Dr Matz, an analytical chemist by training, is overseeing initiatives that include work on “digital chemistry” and the use of predictive AI to find optimal formulations that turn an active pharmaceutical ingredient (API) identified in lab tests into something with desirable drug-like properties.

Hundreds of thousands of substances are stored in Merck´s substance library. Microtiter plates contain pharmacologically interesting compounds that can be tested in high throughput screening. Credit: Merck

Merck's tech includes own AI SaaS

Late last year Merck launched its own cloud-native SaaS, trained on proprietary data, that uses AI to try and speed up drug development; it is available to customers via API (application programme interface).

Dubbed AIDDISON, it identifies compounds from “over 60 billion possibilities that have key properties of a successful drug, such as non-toxicity, solubility, and stability in the body” Merck said.

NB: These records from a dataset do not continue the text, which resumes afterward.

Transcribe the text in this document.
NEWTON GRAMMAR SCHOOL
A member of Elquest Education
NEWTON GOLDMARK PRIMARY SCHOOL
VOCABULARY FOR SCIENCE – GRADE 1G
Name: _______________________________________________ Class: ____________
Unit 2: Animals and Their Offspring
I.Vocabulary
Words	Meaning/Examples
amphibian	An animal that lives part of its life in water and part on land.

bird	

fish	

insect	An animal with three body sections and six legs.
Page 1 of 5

As Merck told The Stack in December, it is “primarily selling annual licenses for individual seats (i.e., a customer would pay in increasing amounts for 1, 2, 3 users and so on) or enterprise sitewide licenses... AIDDISON licenses can be procured by any interest[ed] party. 

“The AI/ML models in AIDDISON are trained on 20+ years of proprietary experimental data from our pharmaceutical division –there is no access to the raw data directly, but the training data will inform the results and predictions a customer will see when they are designing their own novel molecules. In version 4.0… customers will be able to augment our models with their own data – but that will exist only in their own instance of AIDDISON and we will not have any visibility into their proprietary data.

Merck’s total sales for the reported quarter were $16.1 billion.